The firm cited mixed quality in Bristol’s top-line beat, noting that tailwinds came from legacy products and foreign exchange effects. According to InvestingPro data, the company maintains a healthy 74% gross profit margin and offers a substantial 5.3% dividend yield. Despite these factors driving modestly higher estimates for 2025, Cantor Fitzgerald emphasized that investors should focus on the upcoming Cobenfy ADEPT-2 top line results.

Cantor Fitzgerald views the risk as balanced for this catalyst, with potential upside to $52-54 or downside to $38-40. The firm’s decision to lower the price target stems from recent clinical setbacks and persistent questions about Bristol-Myers Squibb’s longer-term growth trajectory. InvestingPro analysis suggests the stock is currently undervalued, with 12 additional key insights available to subscribers.

The research note also mentioned the company’s likely continued need for additional mergers and acquisitions activity. Cantor Fitzgerald described its view as supported by "at best mixed commentary" heading into the ADEPT-2 trial results.

The firm characterized the ADEPT-2 catalyst as having "at best only marginal de-risking prior data" while facing "significant outstanding questions."

In other recent news, BioNTech SE reported its second quarter 2025 revenue, which doubled compared to the previous year, reaching €260.8 million. This figure significantly surpassed analyst estimates of €137.9 million.
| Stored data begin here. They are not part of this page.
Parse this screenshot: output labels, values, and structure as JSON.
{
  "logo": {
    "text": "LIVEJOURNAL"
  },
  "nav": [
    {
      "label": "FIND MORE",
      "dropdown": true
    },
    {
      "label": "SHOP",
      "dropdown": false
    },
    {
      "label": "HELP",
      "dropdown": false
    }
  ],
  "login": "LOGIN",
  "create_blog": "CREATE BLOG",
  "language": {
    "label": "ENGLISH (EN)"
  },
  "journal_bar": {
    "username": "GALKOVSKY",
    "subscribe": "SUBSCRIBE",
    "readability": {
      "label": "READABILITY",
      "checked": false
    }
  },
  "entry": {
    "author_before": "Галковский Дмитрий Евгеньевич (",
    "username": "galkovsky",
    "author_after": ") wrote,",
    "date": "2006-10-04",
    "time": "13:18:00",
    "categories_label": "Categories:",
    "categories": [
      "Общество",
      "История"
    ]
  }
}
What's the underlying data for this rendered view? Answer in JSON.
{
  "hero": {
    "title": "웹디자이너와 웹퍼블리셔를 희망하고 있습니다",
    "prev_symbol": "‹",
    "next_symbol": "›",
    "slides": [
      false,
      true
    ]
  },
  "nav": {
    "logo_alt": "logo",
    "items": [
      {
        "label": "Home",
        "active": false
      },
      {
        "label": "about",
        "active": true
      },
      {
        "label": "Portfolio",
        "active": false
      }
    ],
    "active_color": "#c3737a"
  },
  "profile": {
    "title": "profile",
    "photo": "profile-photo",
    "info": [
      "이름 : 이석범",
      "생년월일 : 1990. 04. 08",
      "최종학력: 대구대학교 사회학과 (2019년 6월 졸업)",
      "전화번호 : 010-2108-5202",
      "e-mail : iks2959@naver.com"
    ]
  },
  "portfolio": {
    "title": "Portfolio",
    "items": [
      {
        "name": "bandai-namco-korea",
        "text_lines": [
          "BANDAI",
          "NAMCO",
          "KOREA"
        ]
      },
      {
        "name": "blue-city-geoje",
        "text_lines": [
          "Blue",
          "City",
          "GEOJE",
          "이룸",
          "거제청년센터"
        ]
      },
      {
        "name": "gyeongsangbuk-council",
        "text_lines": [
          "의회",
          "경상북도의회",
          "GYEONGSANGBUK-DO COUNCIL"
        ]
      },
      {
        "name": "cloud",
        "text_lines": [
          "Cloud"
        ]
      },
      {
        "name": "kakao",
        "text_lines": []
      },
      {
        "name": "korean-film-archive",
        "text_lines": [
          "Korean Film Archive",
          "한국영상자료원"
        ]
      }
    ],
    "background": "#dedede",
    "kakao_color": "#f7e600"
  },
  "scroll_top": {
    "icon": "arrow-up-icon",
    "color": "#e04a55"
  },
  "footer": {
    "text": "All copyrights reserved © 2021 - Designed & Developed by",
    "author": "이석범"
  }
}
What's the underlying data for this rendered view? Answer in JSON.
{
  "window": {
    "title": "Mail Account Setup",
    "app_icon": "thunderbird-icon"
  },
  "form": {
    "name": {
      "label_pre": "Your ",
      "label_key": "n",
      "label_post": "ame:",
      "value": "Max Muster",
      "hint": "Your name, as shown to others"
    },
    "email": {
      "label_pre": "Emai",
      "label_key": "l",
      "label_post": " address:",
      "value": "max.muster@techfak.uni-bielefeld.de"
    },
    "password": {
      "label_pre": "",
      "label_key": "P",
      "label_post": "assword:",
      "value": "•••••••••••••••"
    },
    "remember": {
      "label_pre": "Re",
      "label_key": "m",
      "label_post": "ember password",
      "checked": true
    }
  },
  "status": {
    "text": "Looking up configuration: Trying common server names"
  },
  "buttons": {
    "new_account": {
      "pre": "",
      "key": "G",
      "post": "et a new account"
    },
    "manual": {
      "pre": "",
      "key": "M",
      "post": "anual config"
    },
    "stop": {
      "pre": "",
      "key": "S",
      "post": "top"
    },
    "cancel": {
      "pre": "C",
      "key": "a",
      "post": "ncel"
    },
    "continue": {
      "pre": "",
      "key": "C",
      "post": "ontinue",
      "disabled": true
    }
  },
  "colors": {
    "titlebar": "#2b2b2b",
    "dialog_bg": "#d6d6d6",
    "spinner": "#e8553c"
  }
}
However, the company posted a net loss of €386.6 million, or -€1.60 per share, which was slightly worse than the expected loss of -€1.41 per share. Despite this, the revenue growth was bolstered by a deal with Bristol Myers, enhancing the company’s outlook. Additionally, analysts had projected different figures, underscoring the importance of this revenue performance. These developments are part of BioNTech’s recent activities, reflecting both challenges and opportunities.